So even though the “substance” of Elvis’s music was innovative, his “form” of presenting the music was also new. If he did not have such an individualistic and overstated presentation style, he may not have distinguished himself the way he did. He went against the flow in form and substance.
Choose a new audience
In Elvis’s day, music was geared toward adults. Elvis, however, was the first to target teenagers. Teenage girls, in particular. By exploiting this new audience, Elvis expanded the music industry, moving it from adult-centered to youth-centered. To this day, many popular music artists perform to this very same teenage girl demographic that had been neglected before Elvis.
This shift, of course, generated considerable controversy. His music and performances provoked strong opinions among the public and in the press. Pundits, politicians, and other musicians criticized him. Some of his television performances were censored. Yet Elvis turned a deaf ear to his critics, pursuing his own path.
At the Graceland museum, I watched a series of televised interviews with Elvis on this very question. Journalists asked him if the critics bothered him and whether the controversy discouraged him. Time after time he simply said, “no,” saying that everyone has a right to their opinion and can say about him what they want. In other words, he simply ignored them.

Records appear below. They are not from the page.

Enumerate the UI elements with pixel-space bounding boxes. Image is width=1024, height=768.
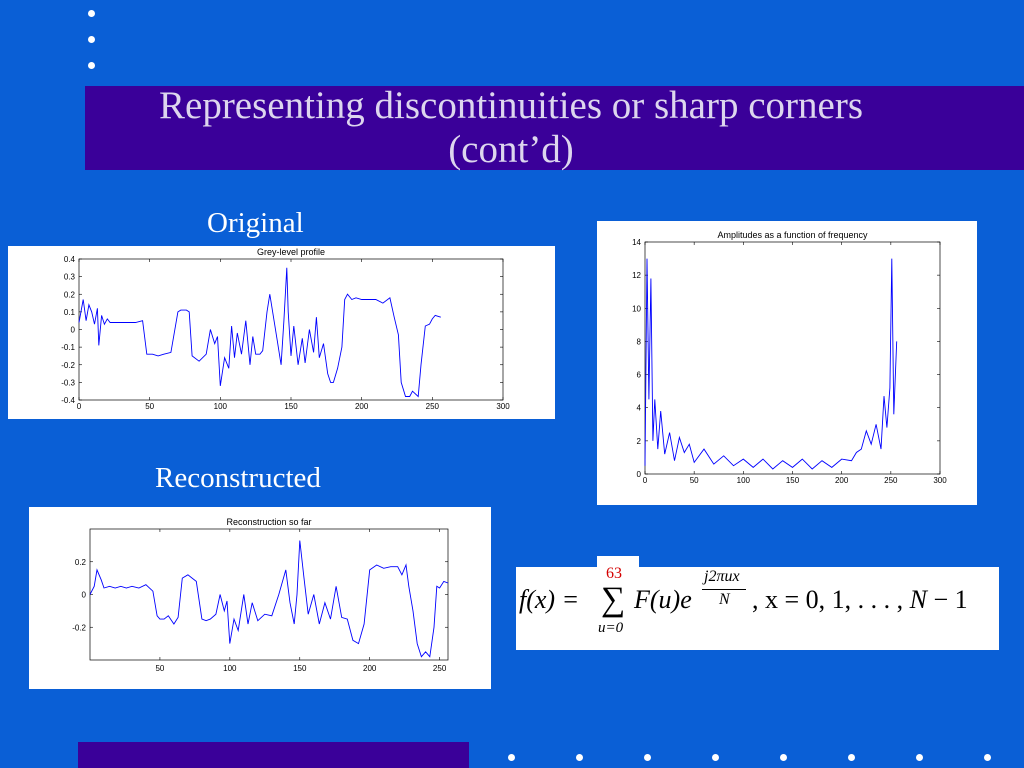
y-tick-label: 0.2 (64, 290, 76, 299)
label-original: Original (207, 207, 304, 239)
x-tick-label: 50 (145, 402, 154, 411)
sigma-symbol: ∑ (601, 581, 626, 618)
bullet-dot (848, 754, 855, 761)
x-tick-label: 150 (786, 476, 800, 485)
y-tick-label: 2 (637, 437, 642, 446)
title-band (85, 86, 1024, 170)
x-tick-label: 150 (293, 664, 307, 673)
x-tick-label: 200 (835, 476, 849, 485)
y-tick-label: 12 (632, 271, 641, 280)
exponent-denominator: N (719, 591, 730, 608)
plot-frame (78, 258, 504, 401)
y-tick-label: 0 (82, 591, 87, 600)
plot-frame (89, 528, 449, 661)
y-tick-label: 0 (637, 470, 642, 479)
top-bullet-dots (88, 10, 102, 88)
y-tick-label: 0.3 (64, 273, 76, 282)
chart-title: Amplitudes as a function of frequency (717, 230, 868, 240)
slide-title: Representing discontinuities or sharp co… (85, 84, 937, 172)
formula-tail-suffix: − 1 (927, 585, 968, 614)
y-tick-label: -0.2 (72, 623, 86, 632)
x-tick-label: 0 (77, 402, 82, 411)
bullet-dot (508, 754, 515, 761)
x-tick-label: 300 (933, 476, 947, 485)
series-line (644, 258, 898, 470)
series-line (89, 540, 449, 658)
y-tick-label: 6 (637, 371, 642, 380)
x-tick-label: 100 (214, 402, 228, 411)
x-tick-label: 300 (496, 402, 510, 411)
x-tick-label: 0 (643, 476, 648, 485)
y-tick-label: -0.2 (61, 361, 75, 370)
y-tick-label: 0.1 (64, 308, 76, 317)
formula-term: F(u)e (634, 585, 692, 614)
y-tick-label: 0.2 (75, 558, 87, 567)
series-line (78, 267, 441, 398)
x-tick-label: 200 (355, 402, 369, 411)
bullet-dot (984, 754, 991, 761)
chart-title: Grey-level profile (257, 247, 325, 257)
bullet-dot (576, 754, 583, 761)
y-tick-label: 8 (637, 337, 642, 346)
y-tick-label: 14 (632, 238, 641, 247)
y-tick-label: 10 (632, 304, 641, 313)
formula-box: f(x) = ∑ u=0 F(u)e j2πux N , x = 0, 1, .… (516, 567, 999, 650)
formula-tail-prefix: , x = 0, 1, . . . , (752, 585, 910, 614)
y-tick-label: 4 (637, 404, 642, 413)
chart-reconstruction: Reconstruction so far 50 100 150 200 250 -0.2 0… (29, 507, 491, 689)
x-tick-label: 150 (284, 402, 298, 411)
slide-number: 63 (606, 565, 622, 582)
x-tick-label: 200 (363, 664, 377, 673)
formula-tail: , x = 0, 1, . . . , N − 1 (752, 585, 968, 615)
sum-lower-limit: u=0 (598, 620, 624, 636)
formula-tail-var: N (909, 585, 928, 614)
exponent-numerator: j2πux (704, 568, 740, 585)
title-line-2: (cont’d) (448, 128, 574, 171)
x-tick-label: 50 (155, 664, 164, 673)
bullet-dot (712, 754, 719, 761)
y-tick-label: 0.4 (64, 255, 76, 264)
bottom-bullet-dots (508, 754, 1018, 764)
chart-grey-level-profile: Grey-level profile 0 50 100 150 200 250 300 -0.4… (8, 246, 555, 419)
slide-number-box (597, 556, 639, 586)
x-tick-label: 250 (433, 664, 447, 673)
title-line-1: Representing discontinuities or sharp co… (159, 84, 863, 127)
label-reconstructed: Reconstructed (155, 462, 321, 494)
y-tick-label: -0.4 (61, 396, 75, 405)
fraction-bar (702, 589, 746, 590)
fourier-inverse-formula: f(x) = ∑ u=0 F(u)e j2πux N , x = 0, 1, .… (516, 567, 999, 650)
x-tick-label: 50 (690, 476, 699, 485)
formula-lhs: f(x) = (519, 585, 580, 614)
x-tick-label: 250 (426, 402, 440, 411)
bullet-dot (916, 754, 923, 761)
x-tick-label: 100 (737, 476, 751, 485)
chart-amplitudes: Amplitudes as a function of frequency 0 50… (597, 221, 977, 505)
x-tick-label: 100 (223, 664, 237, 673)
y-tick-label: 0 (71, 326, 76, 335)
bottom-band (78, 742, 469, 768)
chart-title: Reconstruction so far (226, 517, 311, 527)
bullet-dot (644, 754, 651, 761)
y-tick-label: -0.1 (61, 343, 75, 352)
y-tick-label: -0.3 (61, 378, 75, 387)
x-tick-label: 250 (884, 476, 898, 485)
bullet-dot (780, 754, 787, 761)
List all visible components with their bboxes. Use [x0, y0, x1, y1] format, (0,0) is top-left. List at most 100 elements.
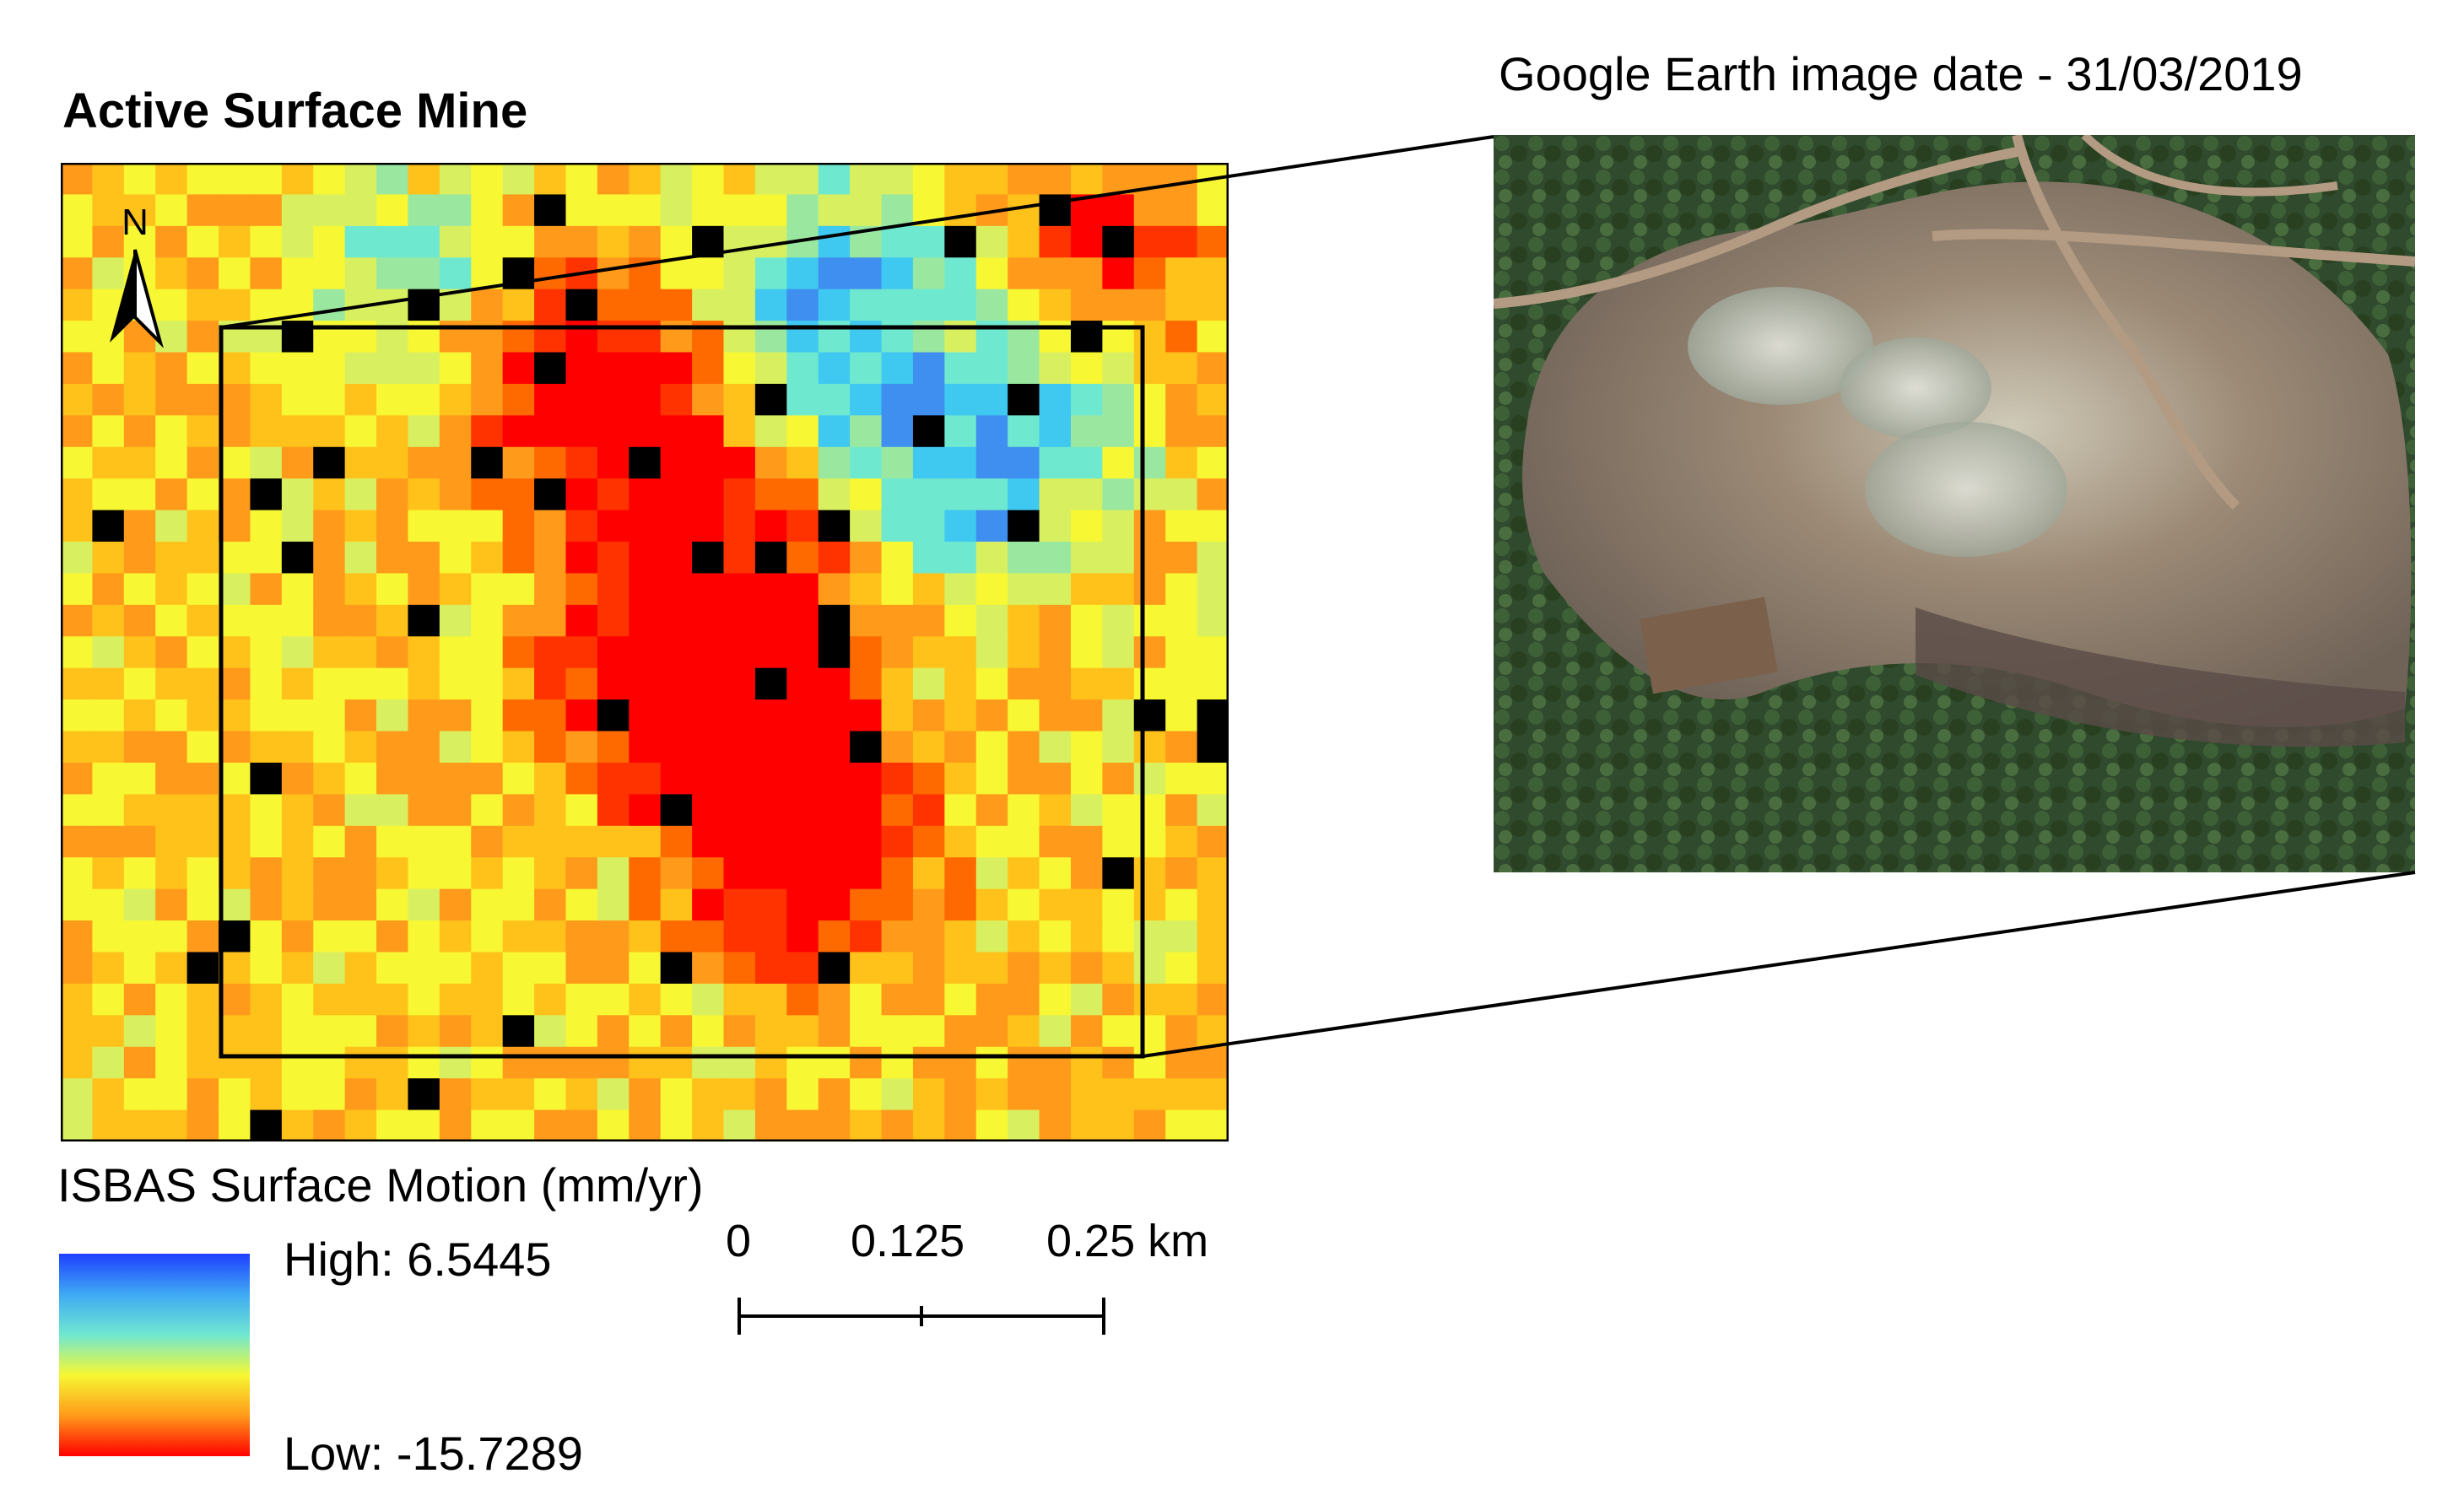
- raster-cell: [250, 1078, 283, 1111]
- raster-cell: [408, 542, 440, 575]
- raster-cell: [155, 636, 188, 669]
- raster-cell: [502, 415, 535, 448]
- raster-cell: [155, 699, 188, 732]
- raster-cell: [439, 857, 472, 890]
- raster-cell: [692, 478, 725, 511]
- raster-cell: [471, 604, 504, 637]
- raster-cell: [344, 699, 377, 732]
- raster-cell: [723, 699, 756, 732]
- raster-cell: [439, 478, 472, 511]
- raster-cell: [1039, 731, 1072, 764]
- raster-cell: [818, 920, 851, 953]
- raster-cell: [786, 1078, 819, 1111]
- raster-cell: [1008, 510, 1040, 542]
- raster-cell: [219, 699, 251, 732]
- raster-cell: [597, 446, 630, 479]
- raster-cell: [1070, 352, 1103, 385]
- raster-cell: [818, 636, 851, 669]
- raster-cell: [692, 1078, 725, 1111]
- raster-cell: [1008, 604, 1040, 637]
- raster-cell: [597, 415, 630, 448]
- raster-cell: [818, 667, 851, 700]
- scale-label-0: 0: [726, 1216, 752, 1266]
- raster-cell: [1008, 983, 1040, 1016]
- raster-cell: [408, 857, 440, 890]
- raster-cell: [219, 1109, 251, 1141]
- raster-cell: [219, 542, 251, 575]
- raster-cell: [502, 604, 535, 637]
- raster-cell: [250, 762, 283, 795]
- raster-cell: [92, 1109, 125, 1141]
- raster-cell: [912, 352, 945, 385]
- raster-cell: [123, 825, 156, 858]
- raster-cell: [754, 542, 787, 575]
- raster-cell: [61, 225, 94, 258]
- raster-cell: [1008, 762, 1040, 795]
- raster-cell: [660, 573, 693, 606]
- raster-cell: [881, 636, 914, 669]
- raster-cell: [660, 794, 693, 827]
- raster-cell: [1197, 321, 1229, 354]
- raster-cell: [818, 699, 851, 732]
- raster-cell: [786, 731, 819, 764]
- raster-cell: [344, 762, 377, 795]
- raster-cell: [186, 321, 219, 354]
- raster-cell: [471, 383, 504, 416]
- raster-cell: [250, 257, 283, 290]
- map-title: Active Surface Mine: [62, 84, 528, 138]
- raster-cell: [754, 225, 787, 258]
- raster-cell: [786, 636, 819, 669]
- raster-cell: [1039, 825, 1072, 858]
- raster-cell: [219, 731, 251, 764]
- raster-cell: [912, 857, 945, 890]
- raster-cell: [754, 573, 787, 606]
- raster-cell: [250, 825, 283, 858]
- raster-cell: [565, 667, 598, 700]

In my article on The Pursuit of Happyness, I shared with you a story about a turtle that completed a marathon, despite the naysayers on the sidelines who said he’d never make it. It turns out the turtle was deaf, so he just listened to his own inner voice and drew upon his personal conviction to succeed. Elvis did the same. And so can you.
The documentary The King (2017) with Alec Baldwin exposes the darker side of Elvis’s life, showing how he lived a life always pursuing the highest-paying contracts. Despite his fame and influence during a turbulent time in American history, Elvis did little for the civil rights movement. Over time, he became addicted to prescription drugs. The message, I think, is to stay true to your character and focus on the common good to achieve lasting success.
My friend, Elvis changed the course of music and music culture. But he didn’t start from scratch, but rather mastered and blended styles, creating his own. He focused on form and substance, and also discovered a new market. So if you are trying to change something in your own life or environment, follow these same steps—and maybe change the world as well!